A subset of patients treated for decades for autoimmune disease may have monogenic diabetes that can be treated by pills
BOSTON — (July 2, 2019) — A Joslin Diabetes Center study among people treated for type 1 diabetes for many years has discovered that a minority may have monogenic diabetes, a non-autoimmune inherited condition that in some cases does not require insulin treatment.
“Our finding has clinical implications,” says George L. King, MD, Joslin Senior Vice President and Chief Scientific Officer, and senior author on a paper describing the work published in the Journal of Clinical Investigation. “We are recommending that everyone under 18 who are diagnosed with type 1 diabetes be screened for monogenic diabetes, which is not being done at this time.”
This result is part of an ongoing research initiative among Joslin Medalists, who have lived with type 1 diabetes or insulin-dependent diabetes for at least 50 years. The Joslin team also reported other significant discoveries about the activity of insulin-producing pancreatic beta cells over time in this population.
As the name suggests, monogenic diabetes is produced by a mutation in at least one gene that affects insulin secretion, explains Marc Gregory Yu, MD, first author on the paper. The condition makes up something between 1 and 5% of diabetes cases, many in a form known as mature onset diabetes of the young (MODY).

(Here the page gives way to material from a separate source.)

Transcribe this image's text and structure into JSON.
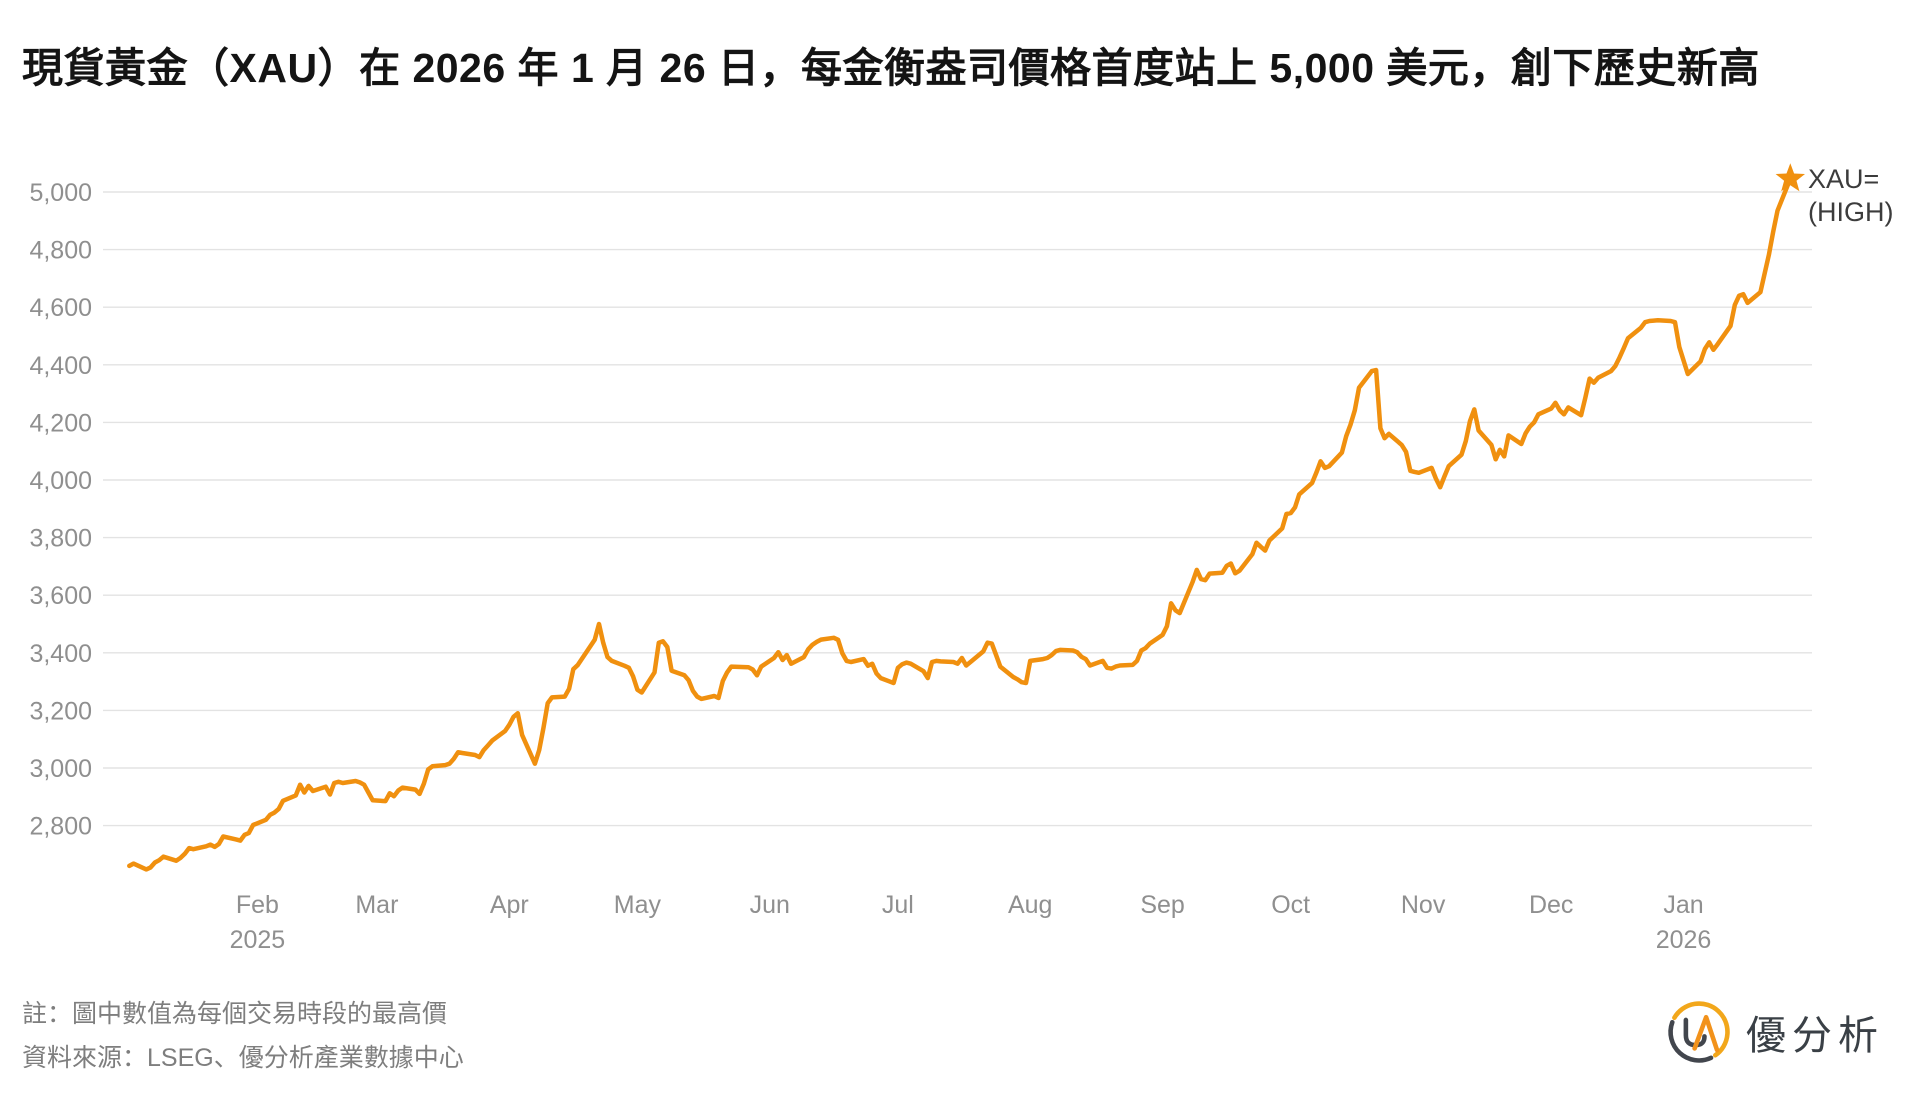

Yu worked with co-senior author Marcus Pezzolesi, PhD, and other Joslin colleagues to test for 29 genes implicated in monogenic diabetes, plus other genes known to help drive autoimmune type 1 diabetes.
Among 1,019 Medalists tested, about 8% had a monogenic diabetes mutation that might drive disease. Within that group, slightly less than half did not exhibit the genetic variations that needed to trigger type 1 diabetes—which suggested that they might respond well to oral drugs rather than only to insulin. In the remainder of the group, who displayed both types of genetic alterations, “we don’t really know which genetic condition is causing their diabetes,” King says.
Joslin investigators expect to launch a clinical trial within months to see if oral diabetes drugs can help Medalists with mutated monogenic diabetes genes manage their disease more effectively. “This will be the first clinical study looking at the administration of oral drugs in an older population with monogenic diabetes,” Yu says. If the trial results are positive, they may suggest changes in care for tens of thousands of people among the million-plus individuals in the United States who have been diagnosed with type 1 diabetes.
In addition to their genetic analysis, the Joslin team made discoveries about the presence and behavior of beta cells both in living Medalists and in pancreases donated by many Medalists after death.
For decades, scientists believed that all beta cells eventually are destroyed in type 1 diabetes. However, earlier studies of Medalists and other sets of longtime survivors had proven that small numbers of the cells still appear in all individuals with type 1 diabetes. In the current study, Susan Bonner-Weir, PhD, a senior investigator in Joslin’s Section on Islet Transplantation and Cell Biology, and co-workers confirmed this finding of beta cells in all of the 68 donated pancreases that were examined.
Additionally, the Joslin team reported discoveries from experiments among living Medalists in which these volunteers were given infusions that could stimulate their insulin production. Bonner-Weir showed that the results of these infusion tests matched up well with later analyses of beta cells in postmortem analysis of donated pancreases.
Moreover, examining how Medalists responded to insulin-stimulation testing over time produced one unexpected result. Typically, the low levels of insulin production in this population drop with age. However, a few Medalists actually increased their signs of insulin production when they repeated one stimulation test several years later. “These beta cell functions can come and go, which clearly shows that clinical trials studying ways to regenerate beta cells need to have a control group of participants,” King says.
Other Joslin co-authors on the paper include Hillary Keenan, Hetal Shah, David Pober, Zhiheng He, Emily Wolfson, Stephanie D’Eon and Liane Tinsley. Scott Frodsham of the University of Utah also contributed to the work.
Lead funding came from the Dianne Nunnally Hoppes Fund, the Beatson Pledge Fund, the National Institute of Diabetes and Digestive and Kidney Diseases, JDRF and the American Diabetes Association.